PID USER PR NI VIRT RES SHR S %CPU %MEM TIME+ COMMAND
34897 xyz 20 0 32.7g 11.3g 979712 S 0.0 3.0 0:10.17 genai
11.3GB physical mem is used after running the line below in BuildKVCache() function in the example cpp code.
tflite::SignatureRunner* runner = interpreter->GetSignatureRunner("decode");
Per the parameters of Qwen3-0.6B, the model itself will consume 1.2GB (0.6B*sizeof(fp16)). The
KV_CACHE_SIZE = 2 x batch_size x seq_len x num_layer x num_head x head_dim x sizeof(fp16) = 2x1x1280x28x16x128x2 = 294MB. Note that the seq_len I choose is 1280 which is the max kv cache size (1280 by default) I set in the ai_edge_torch/generative/utilities/converter.py.
I also tested no quantization (f32) for qwen3, and model like smolLM2-135-Instruct. They all consume much higher mem than the calculated result.

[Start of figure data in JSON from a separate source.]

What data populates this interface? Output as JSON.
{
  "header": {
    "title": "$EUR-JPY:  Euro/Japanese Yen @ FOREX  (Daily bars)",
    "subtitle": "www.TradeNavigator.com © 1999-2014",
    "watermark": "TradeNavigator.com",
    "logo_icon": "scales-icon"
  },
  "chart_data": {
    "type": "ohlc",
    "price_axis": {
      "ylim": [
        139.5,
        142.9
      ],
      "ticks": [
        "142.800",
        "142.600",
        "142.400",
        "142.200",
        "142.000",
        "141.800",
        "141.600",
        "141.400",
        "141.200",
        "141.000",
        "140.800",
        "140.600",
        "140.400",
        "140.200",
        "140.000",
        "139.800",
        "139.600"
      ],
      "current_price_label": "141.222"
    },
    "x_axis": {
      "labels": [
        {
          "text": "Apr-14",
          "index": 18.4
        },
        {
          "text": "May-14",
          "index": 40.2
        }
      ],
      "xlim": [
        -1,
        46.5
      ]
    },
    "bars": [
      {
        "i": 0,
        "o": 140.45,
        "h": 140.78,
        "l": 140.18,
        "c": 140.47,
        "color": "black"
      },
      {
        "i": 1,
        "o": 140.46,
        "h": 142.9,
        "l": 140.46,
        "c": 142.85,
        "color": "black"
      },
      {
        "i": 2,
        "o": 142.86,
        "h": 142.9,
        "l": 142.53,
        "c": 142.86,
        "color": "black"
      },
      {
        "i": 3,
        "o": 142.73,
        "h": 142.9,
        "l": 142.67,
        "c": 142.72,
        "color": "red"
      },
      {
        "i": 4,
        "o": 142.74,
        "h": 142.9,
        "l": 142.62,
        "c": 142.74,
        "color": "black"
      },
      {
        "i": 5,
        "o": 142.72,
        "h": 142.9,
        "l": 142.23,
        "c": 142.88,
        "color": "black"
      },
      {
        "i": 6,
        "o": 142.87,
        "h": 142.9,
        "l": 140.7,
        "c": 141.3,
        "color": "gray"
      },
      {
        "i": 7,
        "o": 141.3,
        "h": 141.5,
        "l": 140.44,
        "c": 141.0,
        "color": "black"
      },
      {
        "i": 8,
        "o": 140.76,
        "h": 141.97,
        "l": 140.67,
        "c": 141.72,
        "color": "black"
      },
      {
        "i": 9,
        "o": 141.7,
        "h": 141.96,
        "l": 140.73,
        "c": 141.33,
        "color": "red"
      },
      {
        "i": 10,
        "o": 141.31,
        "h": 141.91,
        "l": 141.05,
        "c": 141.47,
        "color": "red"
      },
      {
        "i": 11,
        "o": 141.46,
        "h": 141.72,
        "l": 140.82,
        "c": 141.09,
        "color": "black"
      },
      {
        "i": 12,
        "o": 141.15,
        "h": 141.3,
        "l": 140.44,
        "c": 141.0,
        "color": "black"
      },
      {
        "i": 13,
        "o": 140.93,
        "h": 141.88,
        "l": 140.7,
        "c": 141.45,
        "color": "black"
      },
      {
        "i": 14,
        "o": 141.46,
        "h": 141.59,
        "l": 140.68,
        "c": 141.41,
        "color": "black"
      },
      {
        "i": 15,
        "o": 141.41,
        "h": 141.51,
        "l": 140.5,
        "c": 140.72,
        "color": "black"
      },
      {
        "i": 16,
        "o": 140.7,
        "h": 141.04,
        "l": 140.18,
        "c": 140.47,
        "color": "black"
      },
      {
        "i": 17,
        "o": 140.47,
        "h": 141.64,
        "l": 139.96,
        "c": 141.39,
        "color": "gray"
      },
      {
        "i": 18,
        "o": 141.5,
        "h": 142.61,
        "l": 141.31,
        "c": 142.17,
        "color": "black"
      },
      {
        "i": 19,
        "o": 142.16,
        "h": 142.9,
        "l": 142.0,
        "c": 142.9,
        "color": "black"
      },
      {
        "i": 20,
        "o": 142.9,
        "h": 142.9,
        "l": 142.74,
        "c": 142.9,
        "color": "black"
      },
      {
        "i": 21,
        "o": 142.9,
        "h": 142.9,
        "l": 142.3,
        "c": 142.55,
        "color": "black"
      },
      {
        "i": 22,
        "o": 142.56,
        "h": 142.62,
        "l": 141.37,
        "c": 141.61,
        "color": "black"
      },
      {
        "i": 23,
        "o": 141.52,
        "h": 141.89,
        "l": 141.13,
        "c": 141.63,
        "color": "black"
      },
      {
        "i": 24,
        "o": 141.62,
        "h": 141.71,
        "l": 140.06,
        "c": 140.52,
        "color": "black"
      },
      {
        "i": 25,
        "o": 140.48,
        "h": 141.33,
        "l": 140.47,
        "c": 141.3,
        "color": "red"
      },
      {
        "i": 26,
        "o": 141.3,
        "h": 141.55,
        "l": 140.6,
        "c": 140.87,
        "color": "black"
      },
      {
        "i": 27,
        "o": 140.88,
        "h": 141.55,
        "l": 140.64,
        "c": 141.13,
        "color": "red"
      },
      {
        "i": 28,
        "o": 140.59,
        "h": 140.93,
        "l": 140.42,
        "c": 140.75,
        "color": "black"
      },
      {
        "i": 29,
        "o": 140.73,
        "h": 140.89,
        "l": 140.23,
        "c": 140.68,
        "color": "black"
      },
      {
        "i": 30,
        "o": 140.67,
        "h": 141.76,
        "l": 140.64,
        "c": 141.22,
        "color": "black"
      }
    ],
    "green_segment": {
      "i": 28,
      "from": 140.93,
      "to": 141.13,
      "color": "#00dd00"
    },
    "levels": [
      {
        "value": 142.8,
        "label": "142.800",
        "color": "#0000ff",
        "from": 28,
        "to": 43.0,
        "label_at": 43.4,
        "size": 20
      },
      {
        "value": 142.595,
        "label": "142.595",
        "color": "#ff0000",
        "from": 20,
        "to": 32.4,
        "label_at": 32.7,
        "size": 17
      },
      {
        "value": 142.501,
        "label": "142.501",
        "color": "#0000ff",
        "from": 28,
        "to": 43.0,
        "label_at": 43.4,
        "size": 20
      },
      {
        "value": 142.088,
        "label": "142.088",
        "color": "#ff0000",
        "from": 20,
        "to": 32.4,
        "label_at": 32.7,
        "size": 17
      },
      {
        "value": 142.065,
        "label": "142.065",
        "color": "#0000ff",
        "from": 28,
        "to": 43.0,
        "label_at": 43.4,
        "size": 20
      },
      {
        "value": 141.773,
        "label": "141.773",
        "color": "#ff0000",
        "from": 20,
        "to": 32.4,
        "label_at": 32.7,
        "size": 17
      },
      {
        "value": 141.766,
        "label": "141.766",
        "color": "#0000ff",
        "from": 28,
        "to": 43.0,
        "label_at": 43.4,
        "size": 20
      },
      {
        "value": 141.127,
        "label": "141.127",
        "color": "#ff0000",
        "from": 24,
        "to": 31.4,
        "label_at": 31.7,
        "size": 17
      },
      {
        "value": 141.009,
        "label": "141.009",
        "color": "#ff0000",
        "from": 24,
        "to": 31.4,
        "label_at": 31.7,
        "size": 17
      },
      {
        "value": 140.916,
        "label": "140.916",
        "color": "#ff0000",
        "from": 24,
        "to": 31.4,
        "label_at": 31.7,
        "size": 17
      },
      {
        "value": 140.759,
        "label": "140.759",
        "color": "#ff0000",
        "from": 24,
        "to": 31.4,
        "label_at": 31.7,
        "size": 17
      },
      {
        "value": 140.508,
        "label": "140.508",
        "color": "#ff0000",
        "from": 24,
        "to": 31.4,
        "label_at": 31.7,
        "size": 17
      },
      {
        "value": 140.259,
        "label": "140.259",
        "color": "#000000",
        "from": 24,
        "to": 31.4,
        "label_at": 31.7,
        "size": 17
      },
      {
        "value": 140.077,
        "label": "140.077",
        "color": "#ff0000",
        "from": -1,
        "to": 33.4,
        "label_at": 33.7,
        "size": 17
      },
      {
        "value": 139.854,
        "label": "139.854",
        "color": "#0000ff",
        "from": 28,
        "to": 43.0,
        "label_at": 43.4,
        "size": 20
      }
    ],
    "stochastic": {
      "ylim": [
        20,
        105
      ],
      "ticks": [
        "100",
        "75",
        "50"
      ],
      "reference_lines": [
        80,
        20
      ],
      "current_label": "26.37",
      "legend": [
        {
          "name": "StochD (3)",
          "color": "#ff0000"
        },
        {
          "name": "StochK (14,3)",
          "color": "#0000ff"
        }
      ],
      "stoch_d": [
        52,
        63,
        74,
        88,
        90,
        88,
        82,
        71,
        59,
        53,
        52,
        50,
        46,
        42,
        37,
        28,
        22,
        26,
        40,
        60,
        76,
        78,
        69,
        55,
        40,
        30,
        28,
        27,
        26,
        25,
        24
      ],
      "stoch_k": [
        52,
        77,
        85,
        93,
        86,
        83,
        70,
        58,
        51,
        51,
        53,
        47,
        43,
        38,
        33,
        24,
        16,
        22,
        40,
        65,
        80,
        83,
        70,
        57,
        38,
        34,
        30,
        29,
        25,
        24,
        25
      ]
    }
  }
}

What might be wrong? or expected result?
I use the latest ai-edge-torch code (master branch, dependencies: pytorch 2.7.1, tf_nightly_2.20.0.dev20250619) to convert the pytorch model, and use tflite runtime version TF2.19.0 release to build & run the text_generator_main.cc.
Actual vs expected behavior:
No response
Any other information you'd like to share?
No response